© 2023 Blockchain Commons
Authors: Wolf McNally, Christopher Allen
Date: Aug 13, 2022
Revised: Aug 13, 2023
This paper addresses the need for a way to compress messages using best practices and encode them using CBOR and URs. It specifies a general "compressed message" structure and a specific encoding based on the DEFLATE algorithm as specified in RFC 1951.
This specification defines a UR type compressed
(CBOR tag #6.40003
).
#6.40003
is unallocated in the IANA Registry of CBOR Tags. Blockchain Commons is applying for this number to be assigned to the CBOR specification herein, but because it is in a range that is open to other applications, it may change. So for now, the #6.40003
tag MUST be understood as provisional and subject to change by all implementors.
The DEFLATE algorithm is a lossless compression algorithm that can compress a practically unlimited number of messages, but individual messages cannot exceed 2^32 bytes (approximately 4 GiB).
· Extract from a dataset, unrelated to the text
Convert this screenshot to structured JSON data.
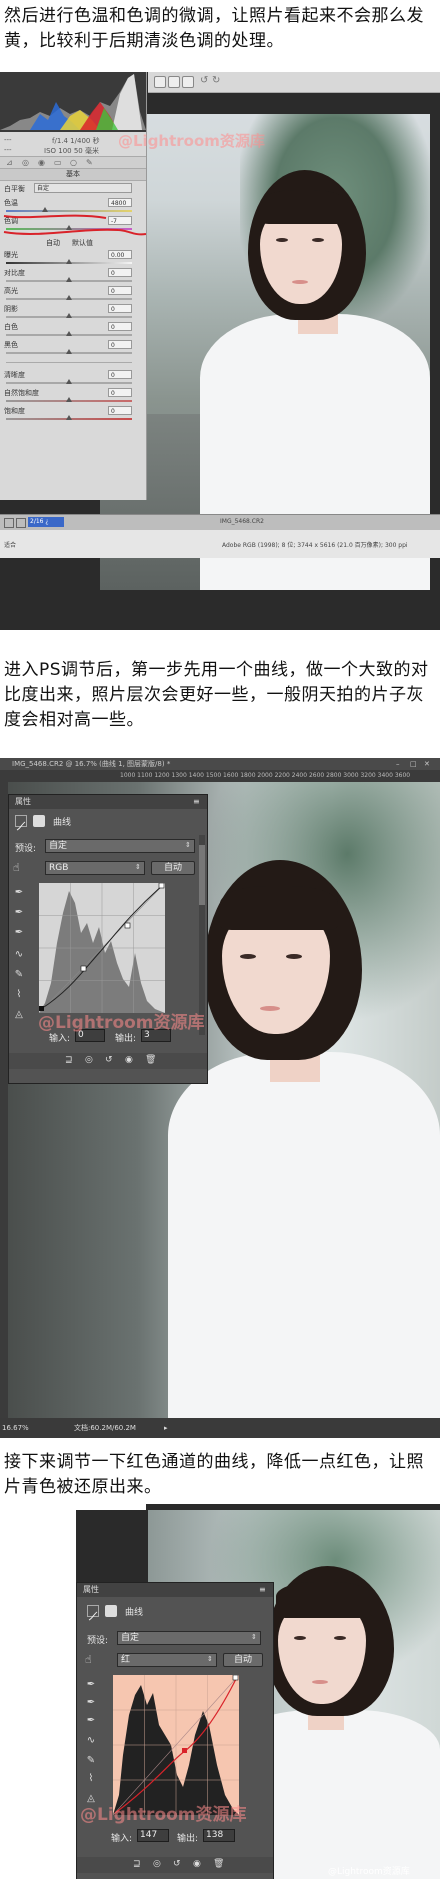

The following line of code using the ZLIB API obtains the recommended default configuration of the encoder:
deflateInit2(zstream,5,Z_DEFLATED,-15,8,Z_DEFAULT_STRATEGY)
The configuration of the encoder may be adjusted by the user, but the decoder MUST be able to decode any valid DEFLATE stream.
The following specification is written in Concise Data Definition Language (CDDL).
When used embedded in another CBOR structure, this structure MUST be tagged #6.40003
. When used as the top-level object of a UR, it MUST NOT be tagged.
tagged-digest
is defined in BCR-2021-002.
tagged-compressed = #6.40003(compressed)
compressed = [
checksum, ; CRC-32 checksum of the uncompressed data
uncompressed-size,
compressed-data,
? tagged-digest ; Optional user-defined SHA-256 digest
]
checksum = crc32
uncompressed-size = uint
compressed-data = bytes
crc32 = uint
The checksum
field is a standard feature of most DEFLATE implementations, and MUST be validated by the decoder. The digest
field is optional and is not validated by the decoder, but may be used by the application to validate the integrity of the uncompressed data in ways that are beyond the scope of this specification. It's format is as defined in "Digests for Digital Objects" BCR-2021-002.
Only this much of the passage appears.